Children Shouldn’t Play with Dead Things was filmed for around $50,000, pretty much all of which must have gone to the numerous zombie makeup effects. Some of Clark’s college friends make up the cast, and just about everyone is playing someone who has their same first name. It’s that kind of movie. Unsurprisingly, then, Children Shouldn’t Play with Dead Things isn’t quite as effective as Clark’s other two horror classics. But given its pedigree, it comes much closer than you might think.

While those two films contain satirical and humorous elements, they play their horror straight – and so does this one, despite being avowedly a horror comedy. The comedy elements, as is usually the case with the best horror comedies, come from the human characters, not from the situation. Once the dead rise, which admittedly doesn’t happen until the third act, this thing is a horror movie, full stop.

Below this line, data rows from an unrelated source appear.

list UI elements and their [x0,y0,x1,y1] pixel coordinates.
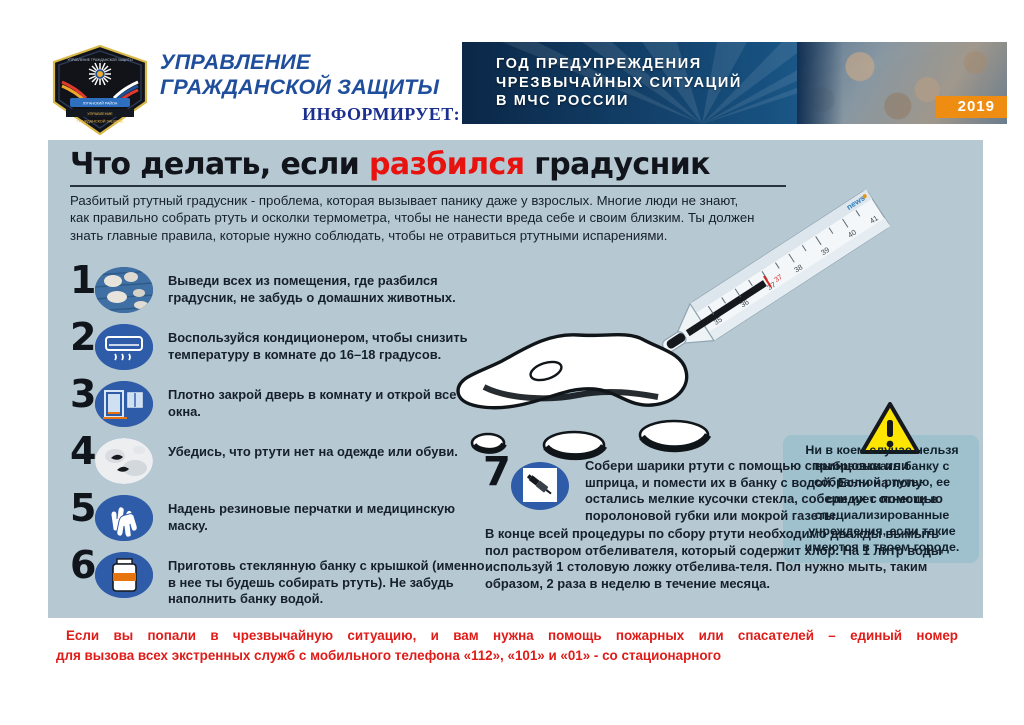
poster-panel: Что делать, если разбился градусник Разб… [48,140,983,618]
step-text: Воспользуйся кондиционером, чтобы снизит… [168,322,485,363]
step-item: 5 Надень резиновые перчатки и медицинску… [70,493,485,545]
air-conditioner-icon [95,324,153,370]
year-campaign-banner: ГОД ПРЕДУПРЕЖДЕНИЯ ЧРЕЗВЫЧАЙНЫХ СИТУАЦИЙ… [462,42,1007,124]
banner-line1: ГОД ПРЕДУПРЕЖДЕНИЯ [496,55,742,74]
title-part-before: Что делать, если [70,147,369,182]
page-header: УПРАВЛЕНИЕ ГРАЖДАНСКОЙ ЗАЩИТЫ ЛУГАН [0,0,1024,140]
step-text: Собери шарики ртути с помощью спринцовки… [585,458,963,524]
org-title-line1: УПРАВЛЕНИЕ [160,50,460,75]
org-informs-label: ИНФОРМИРУЕТ: [160,104,460,125]
svg-text:ЛУГАНСКИЙ РАЙОН: ЛУГАНСКИЙ РАЙОН [83,102,118,106]
footer-line1: Если вы попали в чрезвычайную ситуацию, … [0,626,1024,646]
svg-text:ГРАЖДАНСКОЙ ЗАЩИТЫ: ГРАЖДАНСКОЙ ЗАЩИТЫ [77,120,124,124]
footer-line2: для вызова всех экстренных служб с мобил… [0,646,1024,666]
step-number: 7 [483,452,511,492]
glass-jar-icon [95,552,153,598]
year-badge: 2019 [936,96,1007,118]
emergency-footer: Если вы попали в чрезвычайную ситуацию, … [0,626,1024,666]
step-text: Убедись, что ртути нет на одежде или обу… [168,436,485,461]
steps-list: 1 Выведи всех из п [70,265,485,613]
step-item: 4 Убедись, что ртути нет на одежде или о… [70,436,485,488]
step7-extra-text: В конце всей процедуры по сбору ртути не… [485,526,955,592]
mercury-beads-photo-icon [95,267,153,313]
syringe-icon [511,462,569,510]
step-item: 3 Плотно закрой дверь в комнату и открой… [70,379,485,431]
svg-text:УПРАВЛЕНИЕ ГРАЖДАНСКОЙ ЗАЩИТЫ: УПРАВЛЕНИЕ ГРАЖДАНСКОЙ ЗАЩИТЫ [67,58,132,62]
step-text: Выведи всех из помещения, где разбился г… [168,265,485,306]
step-text: Надень резиновые перчатки и медицинскую … [168,493,485,534]
step-text: Плотно закрой дверь в комнату и открой в… [168,379,485,420]
banner-text: ГОД ПРЕДУПРЕЖДЕНИЯ ЧРЕЗВЫЧАЙНЫХ СИТУАЦИЙ… [496,55,742,111]
mchs-civil-defense-emblem: УПРАВЛЕНИЕ ГРАЖДАНСКОЙ ЗАЩИТЫ ЛУГАН [46,44,154,136]
rubber-gloves-icon [95,495,153,541]
svg-text:УПРАВЛЕНИЕ: УПРАВЛЕНИЕ [87,112,113,116]
step-text: Приготовь стеклянную банку с крышкой (им… [168,550,485,608]
step-item-7: 7 Собери шарики ртути с помощью спринцов… [483,458,963,524]
door-window-icon [95,381,153,427]
step-item: 2 Воспользуйся кондиционером, чтобы сниз… [70,322,485,374]
organization-title: УПРАВЛЕНИЕ ГРАЖДАНСКОЙ ЗАЩИТЫ [160,50,460,100]
org-title-line2: ГРАЖДАНСКОЙ ЗАЩИТЫ [160,75,460,100]
banner-line3: В МЧС РОССИИ [496,92,742,111]
step-item: 1 Выведи всех из п [70,265,485,317]
banner-line2: ЧРЕЗВЫЧАЙНЫХ СИТУАЦИЙ [496,74,742,93]
step-item: 6 Приготовь стеклянную банку с крышкой (… [70,550,485,608]
title-highlight: разбился [369,147,524,182]
clothing-shoes-icon [95,438,153,484]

Cover for the 50th Anniversary 4K version of Children Shouldn't Play with Dead Things, which is a painting of the various children and dead things that can be described as outsider art at best

The zombie makeup is good and, as I mentioned, plentiful, done by lead actor Alan Ormsby. And the movie looks great for its budget, even if it’s often impenetrably dark, even in a nice 4K restoration from VCI. But where the film is strongest is when it’s just the crew of weirdos bickering and wandering around, before the dead ever rise from their graves. That’s, in part, what makes Children Shouldn’t Play with Dead Things so incredible.

Like a lot of low budget horror movies, Children Shouldn’t Play with Dead Things centers on a group of bickering “friends” who head out to an island because one of their number has decided to dig up a corpse and do some Satanic magic to raise the dead. In this case, our gaggle of soon-to-be victims are a theatre troupe and their diva of a director, who seems to have brought them to the island purely to make their lives miserable.

In most such situations, the cast is a bunch of annoying and boring people, ostensibly so that you’re looking forward to their demise. But Clark shows his aptitude for capturing the humanity in just about everyone, and the moments spent watching the troupe pick their way through the graveyard – the director delivering his pompous monologues with relish while the others relish taking the wind out of his sails just as much – are the movie at its most enjoyable. While Alan Ormsby’s director is an absolute weasel of a human being, he’s never anything but a joy to watch.

And that is the genius of Children Shouldn’t Play with Dead Things. Sure, it turns into a superior cut-rate zombie picture before the end, but even in the run-up it’s a fairly accurate portrait of what macabre weirdos like us got up to – or imagined ourselves getting up to – in the days before we had the internet to distract us. Sure, my friends and I never disinterred a corpse in order to raise the dead, but I’m not going to pretend like we didn’t talk about it, and if we never got around to it, well, it’s mostly because we were too lazy and disorganized.

There’s thematic density here, too, beyond “let’s hang out with a bunch of weirdos in a foggy cemetery at night” (as if that’s not plenty). Zombie films are notorious for being able to support just about any metaphorical reading you want to layer onto them, and by the time Children Shouldn’t Play with Dead Things hit screens, George Romero had already made zombies the de facto most political of all horror staples. Which should then perhaps make it no surprise that Children Shouldn’t Play with Dead Things is ultimately a film about being underemployed and having to put up with a shitty, abusive boss – something that we can all relate to, even if we’ve never raised the dead.